News: Atal Innovation Mission(AIM) in association with Australia’s Commonwealth Scientific and Industrial Research Organisation(CSIRO) has launched a two day India–Australia Circular Economy Hackathon(I-ACE).
- I-ACE Hackathon: It aims to focus on identification and development of innovative technology solutions by bright-minded students, startups and MSMEs of both nations.
- Themes: The four key themes for the hackathon are as follows:
- Innovation in packaging reducing packaging waste
- Innovation in food supply chains avoiding waste
- Creating opportunities for plastic waste reduction
- Recycling critical energy metals and e-waste.
- Atal innovation mission(AIM): It was set up by NITI Aayog in 2016 to promote a culture of innovation and entrepreneurship by creating institutions and programs that enhance innovation in schools, colleges, and entrepreneurs in general.

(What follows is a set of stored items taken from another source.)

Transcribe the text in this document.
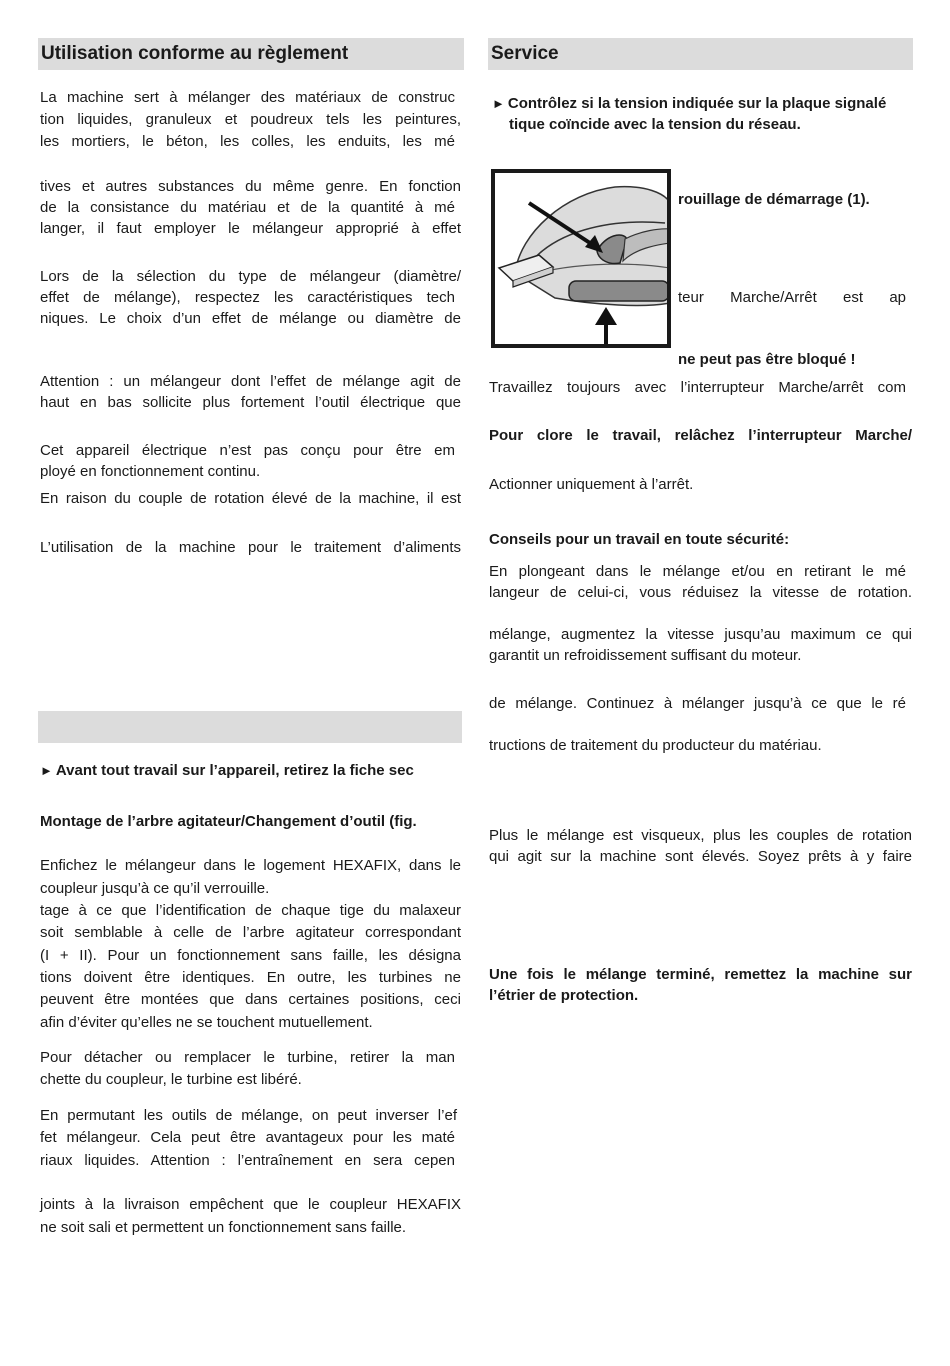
Utilisation conforme au règlement
La machine sert à mélanger des matériaux de construc
tion liquides, granuleux et poudreux tels les peintures,
les mortiers, le béton, les colles, les enduits, les mé
tives et autres substances du même genre. En fonction
de la consistance du matériau et de la quantité à mé
langer, il faut employer le mélangeur approprié à effet
Lors de la sélection du type de mélangeur (diamètre/
effet de mélange), respectez les caractéristiques tech
niques. Le choix d’un effet de mélange ou diamètre de
Attention : un mélangeur dont l’effet de mélange agit de
haut en bas sollicite plus fortement l’outil électrique que
Cet appareil électrique n’est pas conçu pour être em
ployé en fonctionnement continu.
En raison du couple de rotation élevé de la machine, il est
L’utilisation de la machine pour le traitement d’aliments
► Avant tout travail sur l’appareil, retirez la fiche sec
Montage de l’arbre agitateur/Changement d’outil (fig.
Enfichez le mélangeur dans le logement HEXAFIX, dans le
coupleur jusqu’à ce qu’il verrouille.
tage à ce que l’identification de chaque tige du malaxeur
soit semblable à celle de l’arbre agitateur correspondant
(I + II). Pour un fonctionnement sans faille, les désigna
tions doivent être identiques. En outre, les turbines ne
peuvent être montées que dans certaines positions, ceci
afin d’éviter qu’elles ne se touchent mutuellement.
Pour détacher ou remplacer le turbine, retirer la man
chette du coupleur, le turbine est libéré.
En permutant les outils de mélange, on peut inverser l’ef
fet mélangeur. Cela peut être avantageux pour les maté
riaux liquides. Attention : l’entraînement en sera cepen
joints à la livraison empêchent que le coupleur HEXAFIX
ne soit sali et permettent un fonctionnement sans faille.
Service
► Contrôlez si la tension indiquée sur la plaque signalé
tique coïncide avec la tension du réseau.
rouillage de démarrage (1).
teur Marche/Arrêt est ap
ne peut pas être bloqué !
Travaillez toujours avec l’interrupteur Marche/arrêt com
Pour clore le travail, relâchez l’interrupteur Marche/
Actionner uniquement à l’arrêt.
Conseils pour un travail en toute sécurité:
En plongeant dans le mélange et/ou en retirant le mé
langeur de celui-ci, vous réduisez la vitesse de rotation.
mélange, augmentez la vitesse jusqu’au maximum ce qui
garantit un refroidissement suffisant du moteur.
de mélange. Continuez à mélanger jusqu’à ce que le ré
tructions de traitement du producteur du matériau.
Plus le mélange est visqueux, plus les couples de rotation
qui agit sur la machine sont élevés. Soyez prêts à y faire
Une fois le mélange terminé, remettez la machine sur
l’étrier de protection.
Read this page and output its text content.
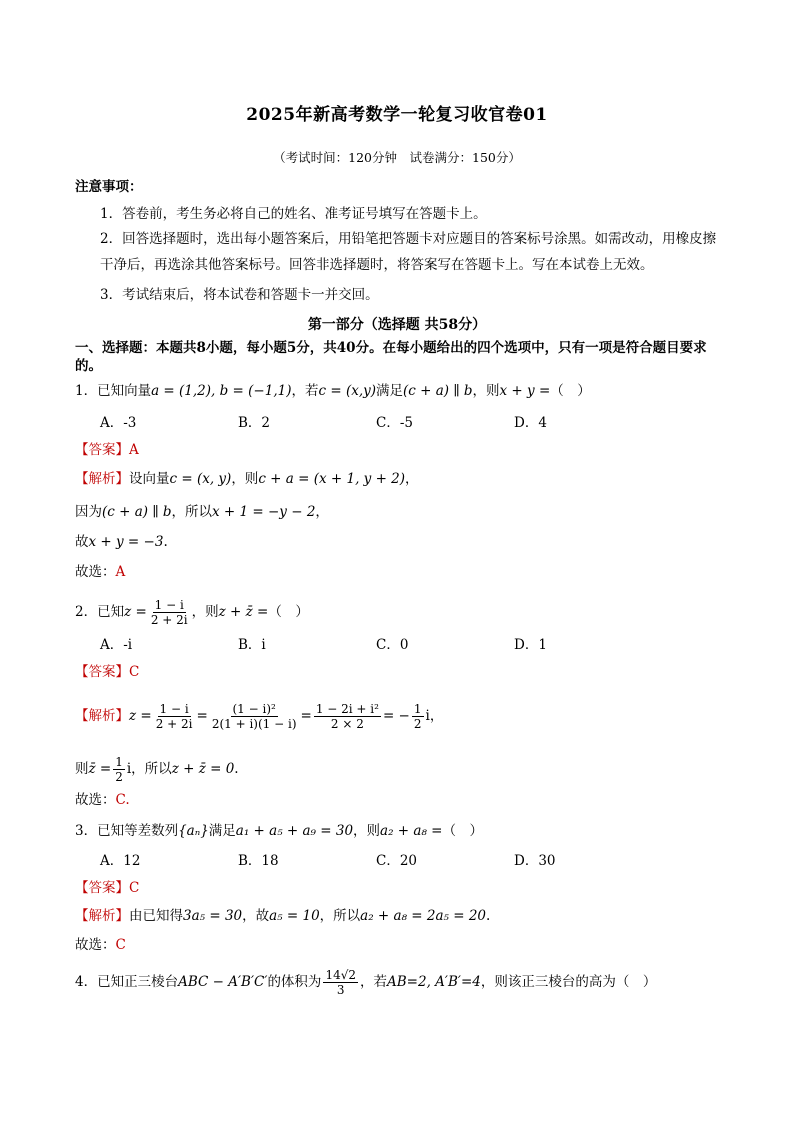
2025年新高考数学一轮复习收官卷01
（考试时间：120分钟　试卷满分：150分）
注意事项：
1．答卷前，考生务必将自己的姓名、准考证号填写在答题卡上。
2．回答选择题时，选出每小题答案后，用铅笔把答题卡对应题目的答案标号涂黑。如需改动，用橡皮擦干净后，再选涂其他答案标号。回答非选择题时，将答案写在答题卡上。写在本试卷上无效。
3．考试结束后，将本试卷和答题卡一并交回。
第一部分（选择题 共58分）
一、选择题：本题共8小题，每小题5分，共40分。在每小题给出的四个选项中，只有一项是符合题目要求的。
1．已知向量a = (1,2), b = (−1,1)，若c = (x,y)满足(c + a) ∥ b，则x + y =（　）
A．-3	B．2	C．-5	D．4
【答案】A
【解析】设向量c = (x, y)，则c + a = (x + 1, y + 2)，
因为(c + a) ∥ b，所以x + 1 = −y − 2，
故x + y = −3.
故选：A
2．已知$z = \frac{1 - i}{2 + 2i}$ ，则z + z̄ =（　）
A．-i	B．i	C．0	D．1
【答案】C
【解析】$z = \frac{1 - i}{2 + 2i} = \frac{\text{(1 − i)²}}{2(1 + i)(1 - i)} = \frac{\text{1 − 2i + i²}}{2 \times 2}$ = − $\frac{1}{2}$ i，
则z̄ = $\frac{1}{2}$ i，所以z + z̄ = 0.
故选：C.
3．已知等差数列{aₙ}满足a₁ + a₅ + a₉ = 30，则a₂ + a₈ =（　）
A．12	B．18	C．20	D．30
【答案】C
【解析】由已知得3a₅ = 30，故a₅ = 10，所以a₂ + a₈ = 2a₅ = 20.
故选：C
4．已知正三棱台ABC − A′B′C′的体积为 $\frac{14√2}{3}$ ，若AB=2, A′B′=4，则该正三棱台的高为（　）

- Circular Economy: It is an economic system aimed at eliminating waste and the continual use of resources.It employs reuse, sharing, repairing, refurbishment, remanufacturing and recycling to create a closed-loop system minimising the use of resource inputs and the creation of waste, pollution and carbon emissions.
News: International Snow Leopard Day is being observed on October 23 every year since 2013.The primary aim of the day is to raise awareness on conservation and protection of the snow leopards.
- HimalSanrakshak: It is a community volunteer programme launched by the Government of India to protect Snow leopards.
Snow Leopard Conservation:
- Project Snow Leopard (PSL): Itwas launched by Govt of India in 2009 to promote an inclusive and participatory approach to conserve snow leopards and their habitat.
- Global Snow Leopard and Ecosystem Protection(GSLEP): It is a joint initiative of range country governments, international agencies, civil society, and the private sector.Its goal is to secure the long-term survival of the snow leopard in its natural ecosystem.
- Snow Leopard Landscapes: For conservation, India has identified three large landscapes namely, Hemis-Spiti across Ladakh and Himachal Pradesh; Nanda Devi – Gangotri in Uttarakhand; and Khangchendzonga – Tawang across Sikkim and Arunachal Pradesh.
- Flagship Species: The Government of India has also identified the snow leopard as a flagship species for the high-altitude Himalayas.
- Snow leopards: Itlives in the mountainous regions of central and southern Asia.
- Range Countries: Snow leopard is found in 12 range countries namely Afghanistan, Bhutan, China, India, Kazakhstan, Kyrgyzstan, Mongolia, Nepal, Pakistan, Russia, Tajikistan, and Uzbekistan.
- India: The states of Jammu and Kashmir, Himachal Pradesh, Uttarakhand, Sikkim and Arunachal Pradesh constitute snow leopard Habitat range in India.
- IUCN Status: Vulnerable
- CITES: Appendix I
- Significance: Snow leopard is the State animal of Himachal Pradesh.
News: Recently published findings on convalescent plasma therapy on Covid-19 patients have triggered a debate over its efficacy.
- It is a randomized controlled trial to assess the safety and efficacy of convalescent plasma to limit COVID-19 associated complications in moderate disease. It was conducted by Indian Council of Medical Research (ICMR).
- The trial found that convalescent plasma was ineffective in arresting Covid-19.
- Plasma also called Blood Plasma is the single largest component of human blood.
- Functions: a) maintain blood pressure and volume b) Supply critical proteins for blood clotting and immunity c) Carries electrolytes such as sodium and potassium to our muscles and d) Helps to maintain a proper pH balance in the body which supports cell function.
Convalescent plasma therapy
- It aims to make use of the antibodies developed in the recovered patient against the infections.
- Under this, whole blood or plasma from recovered patients are taken and then injected into critically ill patients so that the antibodies are transferred and boost their fight against the virus.